“Cousin Elma has told you how I wanted to speak to you two years ago, and why I didn’t. That’s the reason, Cecil. It was because I loved you, and I didn’t want to get you into trouble, and I have learned to love you more and more since. I do love you, dear, and I have tried to be a better man for your sake. I can’t talk much about that sort of thing, you know, but I do see things more in the way you do than when we first met. But I can’t say it as I should like,” he broke off despairingly. “Whatever I say seems only to show me more and more how utterly presumptuous I am. I know I could never hope that you could care for me as I care for you, because I am such a wretched failure of a fellow, but if you could love me just a little—if you could take me on—well, just as a sort of pupil, you know—but I don’t mean that at all. Will you marry me, Cecil?”
“And if I say no?” asked Cecil, looking away over the river.

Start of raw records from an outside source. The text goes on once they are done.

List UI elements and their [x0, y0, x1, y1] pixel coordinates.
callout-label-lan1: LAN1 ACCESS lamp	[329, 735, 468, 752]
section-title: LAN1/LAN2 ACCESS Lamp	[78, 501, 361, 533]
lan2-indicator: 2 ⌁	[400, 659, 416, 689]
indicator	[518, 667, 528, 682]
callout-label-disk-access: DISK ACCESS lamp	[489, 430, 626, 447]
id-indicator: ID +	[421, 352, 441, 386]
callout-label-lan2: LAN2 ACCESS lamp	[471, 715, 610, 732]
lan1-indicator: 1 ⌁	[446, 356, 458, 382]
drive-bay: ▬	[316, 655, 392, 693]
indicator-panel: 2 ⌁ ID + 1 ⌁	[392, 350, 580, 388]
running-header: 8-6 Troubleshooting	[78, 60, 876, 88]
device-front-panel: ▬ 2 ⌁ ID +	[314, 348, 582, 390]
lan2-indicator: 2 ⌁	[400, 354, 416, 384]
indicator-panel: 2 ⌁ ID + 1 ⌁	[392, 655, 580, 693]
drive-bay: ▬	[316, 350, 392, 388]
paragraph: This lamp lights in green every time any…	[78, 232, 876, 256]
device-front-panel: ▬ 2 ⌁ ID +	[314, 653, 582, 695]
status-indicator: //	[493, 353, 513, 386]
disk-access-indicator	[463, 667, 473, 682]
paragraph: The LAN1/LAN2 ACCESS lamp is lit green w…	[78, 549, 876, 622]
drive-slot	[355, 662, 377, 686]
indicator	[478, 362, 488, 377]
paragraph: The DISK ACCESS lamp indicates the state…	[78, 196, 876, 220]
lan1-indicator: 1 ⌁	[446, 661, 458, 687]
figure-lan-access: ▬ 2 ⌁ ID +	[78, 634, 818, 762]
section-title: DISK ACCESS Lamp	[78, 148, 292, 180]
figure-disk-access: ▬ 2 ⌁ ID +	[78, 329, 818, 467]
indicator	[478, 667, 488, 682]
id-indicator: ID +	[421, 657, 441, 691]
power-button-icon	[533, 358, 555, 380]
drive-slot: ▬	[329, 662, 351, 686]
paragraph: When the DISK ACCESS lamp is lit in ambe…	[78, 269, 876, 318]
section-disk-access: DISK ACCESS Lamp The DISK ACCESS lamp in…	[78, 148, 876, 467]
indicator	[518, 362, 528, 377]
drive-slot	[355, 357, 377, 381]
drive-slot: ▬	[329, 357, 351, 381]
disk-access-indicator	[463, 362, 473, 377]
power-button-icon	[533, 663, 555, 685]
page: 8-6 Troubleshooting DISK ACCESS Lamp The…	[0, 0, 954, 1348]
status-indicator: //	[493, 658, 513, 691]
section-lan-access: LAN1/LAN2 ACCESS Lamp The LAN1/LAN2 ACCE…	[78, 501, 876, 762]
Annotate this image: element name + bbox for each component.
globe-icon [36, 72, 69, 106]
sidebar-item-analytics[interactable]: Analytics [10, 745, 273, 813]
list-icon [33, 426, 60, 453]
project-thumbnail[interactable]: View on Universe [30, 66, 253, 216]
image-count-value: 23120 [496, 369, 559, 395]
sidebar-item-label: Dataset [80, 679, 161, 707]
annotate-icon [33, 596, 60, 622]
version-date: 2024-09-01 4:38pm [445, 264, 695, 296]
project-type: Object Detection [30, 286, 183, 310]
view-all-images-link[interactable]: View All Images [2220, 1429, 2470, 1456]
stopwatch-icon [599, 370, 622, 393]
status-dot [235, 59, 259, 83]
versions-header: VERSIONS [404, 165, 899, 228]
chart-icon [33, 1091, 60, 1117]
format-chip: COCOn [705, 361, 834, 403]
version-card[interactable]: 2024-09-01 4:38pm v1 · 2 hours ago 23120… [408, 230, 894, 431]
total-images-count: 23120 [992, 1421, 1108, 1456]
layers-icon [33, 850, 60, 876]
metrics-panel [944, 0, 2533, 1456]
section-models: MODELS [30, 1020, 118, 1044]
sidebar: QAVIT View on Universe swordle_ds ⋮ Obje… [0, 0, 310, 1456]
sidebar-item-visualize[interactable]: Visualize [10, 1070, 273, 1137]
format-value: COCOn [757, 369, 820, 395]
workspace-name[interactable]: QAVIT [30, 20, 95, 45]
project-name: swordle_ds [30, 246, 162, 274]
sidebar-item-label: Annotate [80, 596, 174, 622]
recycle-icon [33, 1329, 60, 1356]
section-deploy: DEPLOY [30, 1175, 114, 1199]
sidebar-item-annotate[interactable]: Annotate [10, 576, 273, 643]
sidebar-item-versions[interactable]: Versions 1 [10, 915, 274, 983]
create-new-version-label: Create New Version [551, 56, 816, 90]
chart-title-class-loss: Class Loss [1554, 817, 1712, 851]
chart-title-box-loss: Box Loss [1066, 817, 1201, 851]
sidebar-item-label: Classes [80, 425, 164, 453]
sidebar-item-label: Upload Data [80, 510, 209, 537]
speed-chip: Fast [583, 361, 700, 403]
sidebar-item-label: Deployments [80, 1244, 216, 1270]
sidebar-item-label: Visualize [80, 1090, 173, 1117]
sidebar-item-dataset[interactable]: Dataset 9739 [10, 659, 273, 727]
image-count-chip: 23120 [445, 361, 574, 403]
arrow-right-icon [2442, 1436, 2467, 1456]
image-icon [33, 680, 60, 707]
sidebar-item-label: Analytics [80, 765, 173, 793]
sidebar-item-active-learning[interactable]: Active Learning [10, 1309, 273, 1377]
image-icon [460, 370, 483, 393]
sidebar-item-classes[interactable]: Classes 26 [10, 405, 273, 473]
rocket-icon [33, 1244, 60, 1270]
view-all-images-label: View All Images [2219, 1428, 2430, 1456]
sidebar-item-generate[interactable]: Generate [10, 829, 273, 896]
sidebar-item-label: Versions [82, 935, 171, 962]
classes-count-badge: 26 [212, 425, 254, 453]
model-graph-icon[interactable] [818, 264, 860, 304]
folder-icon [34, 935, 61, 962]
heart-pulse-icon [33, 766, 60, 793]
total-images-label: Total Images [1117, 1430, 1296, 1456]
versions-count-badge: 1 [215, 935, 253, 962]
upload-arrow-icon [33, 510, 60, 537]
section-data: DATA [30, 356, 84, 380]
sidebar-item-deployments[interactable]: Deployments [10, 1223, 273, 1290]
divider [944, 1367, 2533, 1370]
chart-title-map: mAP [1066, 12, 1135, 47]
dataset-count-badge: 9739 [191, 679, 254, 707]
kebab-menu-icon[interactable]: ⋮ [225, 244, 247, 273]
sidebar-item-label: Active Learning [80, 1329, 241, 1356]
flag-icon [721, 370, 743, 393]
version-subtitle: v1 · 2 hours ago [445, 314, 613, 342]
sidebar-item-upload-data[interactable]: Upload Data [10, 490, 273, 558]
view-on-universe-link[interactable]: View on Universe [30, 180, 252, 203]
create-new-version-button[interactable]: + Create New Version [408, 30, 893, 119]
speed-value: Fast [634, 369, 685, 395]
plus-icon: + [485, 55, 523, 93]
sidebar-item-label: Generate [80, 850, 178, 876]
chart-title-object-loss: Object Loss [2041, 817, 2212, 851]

“Now you are trying me, to see what I shall say,” he said. “You know, if I said what I feel, it would be that I should throw up this place at once and go off into the desert with the Arabs; and I know that what you would like me to say would be that I should go on here working steadily, as if nothing had happened. Well, dear, I will try, but it will be awfully hard.”
Cecil was touched to the heart. “Oh, Charlie, my poor boy!” she cried, impulsively, and put her hands into his. He took them doubtfully, not daring to accept the happy omen the action suggested.
“Cecil, is it really—do you mean yes?” he asked, with bated breath.
“Yes, I do,” said Cecil, hurriedly. “I have been a horrid, calculating, conceited wretch. I’ve looked down on you, and laughed at you, and never thought how much better you were than I was all the time. I wish I was more worthy of you, Charlie.”
“You? of me?” he asked. “Cecil, dear, don’t laugh at me now. You really mean that you can love me? I don’t want you to marry me out of pity, or anything that would make you unhappy. I can stand anything rather than that.”
“But I do mean yes,” murmured Cecil, brokenly.
“But you are crying,” he said, with a man’s usual tact in such matters.
“I’m not,” said Cecil, indignantly. “Well, I suppose I’m homesick. No, it’s not that. It’s because I have been wanting you so much all this time, and you have come back at last.”